Rousseau and Direct Democracy (with a Note on the Supreme Court's Term Limits Decision)

ABSTRACT:

This contribution to a symposium on direct democracy is devoted primarily to exploring Rousseau's modification of the natural rights liberalism initiated by Hobbes and Locke. Although Rousseau may not have had a large direct influence on American political institutions, he has a kinship with certain important dissident or subdominant strains in American political thought, such as the Anti-Federalists and our contemporary communitarians. To the extent that these elements of our political culture are worth taking seriously, Rousseau's greater depth of thought may help us to understand them better, and perhaps better than they have understood themselves.

After examining the theoretical critique offered in Rousseau's most openly philosophic work,the Discourse on Inequality, the paper argues that the Social Contract is not so much an effort to establish the true basis of political legitimacy as it is an effort to show why and how legitimacy is an inadequate criterion for evaluating political institutions.

The theoretical issue involving the legitimacy of representative legislatures illustrates Rousseau's approach. A careful examination of the Social Contract's presentation of the "general will," and of its apparently unqualified condemnation of all representative legislatures, suggests that this condemnation is deliberately overstated. That conclusion is confirmed by Considerations on the Government of Poland,which accepts the necessity of representative legislatures in large states and suggests techniques for reconciling that necessity with the genuine principles of the Social Contract, which do indeed imply a certain kind of superiority of direct democracy over representative legislatures.

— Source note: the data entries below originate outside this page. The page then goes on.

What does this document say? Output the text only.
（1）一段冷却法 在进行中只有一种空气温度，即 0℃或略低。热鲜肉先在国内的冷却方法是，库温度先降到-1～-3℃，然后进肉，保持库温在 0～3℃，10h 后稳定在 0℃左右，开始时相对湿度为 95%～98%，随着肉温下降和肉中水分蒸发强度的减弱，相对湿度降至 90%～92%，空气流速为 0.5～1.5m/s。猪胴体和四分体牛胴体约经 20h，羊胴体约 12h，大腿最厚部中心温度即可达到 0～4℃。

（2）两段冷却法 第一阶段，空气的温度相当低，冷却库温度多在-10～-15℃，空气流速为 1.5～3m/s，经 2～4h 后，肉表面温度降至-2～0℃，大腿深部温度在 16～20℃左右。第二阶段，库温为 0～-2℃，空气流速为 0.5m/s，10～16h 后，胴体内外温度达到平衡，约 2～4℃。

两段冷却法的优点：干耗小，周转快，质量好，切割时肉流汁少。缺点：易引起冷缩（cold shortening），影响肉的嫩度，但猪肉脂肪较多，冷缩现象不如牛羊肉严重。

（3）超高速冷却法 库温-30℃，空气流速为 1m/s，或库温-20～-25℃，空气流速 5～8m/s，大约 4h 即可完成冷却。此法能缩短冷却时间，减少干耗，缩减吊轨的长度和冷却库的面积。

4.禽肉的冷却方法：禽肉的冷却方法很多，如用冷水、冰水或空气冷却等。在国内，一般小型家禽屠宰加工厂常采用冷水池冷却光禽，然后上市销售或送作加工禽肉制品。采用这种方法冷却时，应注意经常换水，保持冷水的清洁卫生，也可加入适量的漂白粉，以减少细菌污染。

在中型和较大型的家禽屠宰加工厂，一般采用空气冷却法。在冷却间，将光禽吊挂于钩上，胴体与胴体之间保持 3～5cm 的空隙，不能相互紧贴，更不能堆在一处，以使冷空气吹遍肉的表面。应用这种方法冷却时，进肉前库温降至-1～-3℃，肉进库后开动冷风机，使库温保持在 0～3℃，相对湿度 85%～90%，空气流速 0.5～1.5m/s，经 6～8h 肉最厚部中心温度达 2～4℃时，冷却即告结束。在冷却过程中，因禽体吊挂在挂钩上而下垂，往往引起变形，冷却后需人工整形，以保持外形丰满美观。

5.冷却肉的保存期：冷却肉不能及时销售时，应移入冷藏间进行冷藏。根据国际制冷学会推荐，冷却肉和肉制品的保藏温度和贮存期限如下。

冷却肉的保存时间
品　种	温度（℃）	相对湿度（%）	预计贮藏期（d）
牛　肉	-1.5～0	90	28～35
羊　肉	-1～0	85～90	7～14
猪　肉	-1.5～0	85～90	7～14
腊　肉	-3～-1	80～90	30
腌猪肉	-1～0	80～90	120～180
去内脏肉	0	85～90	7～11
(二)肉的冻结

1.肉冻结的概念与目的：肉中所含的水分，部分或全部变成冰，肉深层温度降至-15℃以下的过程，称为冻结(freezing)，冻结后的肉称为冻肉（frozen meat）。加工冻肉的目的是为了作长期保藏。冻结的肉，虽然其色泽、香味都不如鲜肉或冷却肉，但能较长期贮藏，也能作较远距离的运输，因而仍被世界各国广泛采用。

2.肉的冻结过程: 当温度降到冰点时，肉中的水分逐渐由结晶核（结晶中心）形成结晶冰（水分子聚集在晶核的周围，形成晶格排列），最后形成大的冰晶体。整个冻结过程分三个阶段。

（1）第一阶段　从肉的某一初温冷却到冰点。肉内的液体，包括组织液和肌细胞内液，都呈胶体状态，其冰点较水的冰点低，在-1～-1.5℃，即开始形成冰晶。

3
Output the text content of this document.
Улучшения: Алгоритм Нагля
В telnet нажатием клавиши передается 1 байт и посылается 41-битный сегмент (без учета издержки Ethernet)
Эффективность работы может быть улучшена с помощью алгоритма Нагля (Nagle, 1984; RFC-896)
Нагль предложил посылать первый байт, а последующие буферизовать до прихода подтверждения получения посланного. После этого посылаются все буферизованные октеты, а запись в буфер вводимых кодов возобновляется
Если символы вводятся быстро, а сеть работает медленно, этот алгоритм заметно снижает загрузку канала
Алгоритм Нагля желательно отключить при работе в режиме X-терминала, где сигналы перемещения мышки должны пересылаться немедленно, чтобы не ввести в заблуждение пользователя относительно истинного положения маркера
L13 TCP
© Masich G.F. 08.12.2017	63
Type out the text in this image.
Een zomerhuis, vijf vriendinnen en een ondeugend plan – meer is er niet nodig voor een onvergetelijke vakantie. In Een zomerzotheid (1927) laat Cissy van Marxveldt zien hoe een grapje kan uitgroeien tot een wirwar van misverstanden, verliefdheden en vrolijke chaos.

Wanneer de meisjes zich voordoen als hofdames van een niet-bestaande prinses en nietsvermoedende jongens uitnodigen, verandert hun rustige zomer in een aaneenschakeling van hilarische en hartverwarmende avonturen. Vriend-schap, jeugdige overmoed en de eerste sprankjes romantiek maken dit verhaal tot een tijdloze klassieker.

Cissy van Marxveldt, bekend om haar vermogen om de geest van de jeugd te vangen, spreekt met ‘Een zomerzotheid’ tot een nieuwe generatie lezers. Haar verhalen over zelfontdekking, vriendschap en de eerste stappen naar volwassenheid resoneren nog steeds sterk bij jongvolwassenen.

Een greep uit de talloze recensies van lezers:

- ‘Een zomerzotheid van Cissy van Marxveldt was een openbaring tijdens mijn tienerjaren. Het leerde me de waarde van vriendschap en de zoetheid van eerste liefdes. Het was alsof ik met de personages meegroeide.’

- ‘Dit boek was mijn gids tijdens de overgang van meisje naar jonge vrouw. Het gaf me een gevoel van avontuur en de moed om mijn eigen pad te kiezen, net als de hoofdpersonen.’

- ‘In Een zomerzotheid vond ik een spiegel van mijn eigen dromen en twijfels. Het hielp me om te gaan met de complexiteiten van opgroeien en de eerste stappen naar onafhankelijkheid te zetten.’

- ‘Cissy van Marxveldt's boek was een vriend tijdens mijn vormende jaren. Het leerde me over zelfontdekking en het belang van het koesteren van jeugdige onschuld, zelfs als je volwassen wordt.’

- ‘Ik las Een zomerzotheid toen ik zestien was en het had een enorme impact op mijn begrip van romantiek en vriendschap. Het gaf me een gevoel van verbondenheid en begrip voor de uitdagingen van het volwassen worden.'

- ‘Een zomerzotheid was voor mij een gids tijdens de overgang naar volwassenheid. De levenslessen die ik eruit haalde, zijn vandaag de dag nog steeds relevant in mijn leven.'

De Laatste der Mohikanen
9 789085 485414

The paper then turns to the Term Limits decision of the U.S. Supreme Court. The Court's decision, in addition to being legally wrong, appears to have been a particularly dangerous decision when viewed in light of Rousseau's political science. The paper concludes with a brief discussion of Rousseau's analysis of institutions like our Supreme Court. Rousseau's analysis suggests that we should consider significant changes, such as abolishing life tenure and putting a stop to the use of stare decisis in constitutional cases.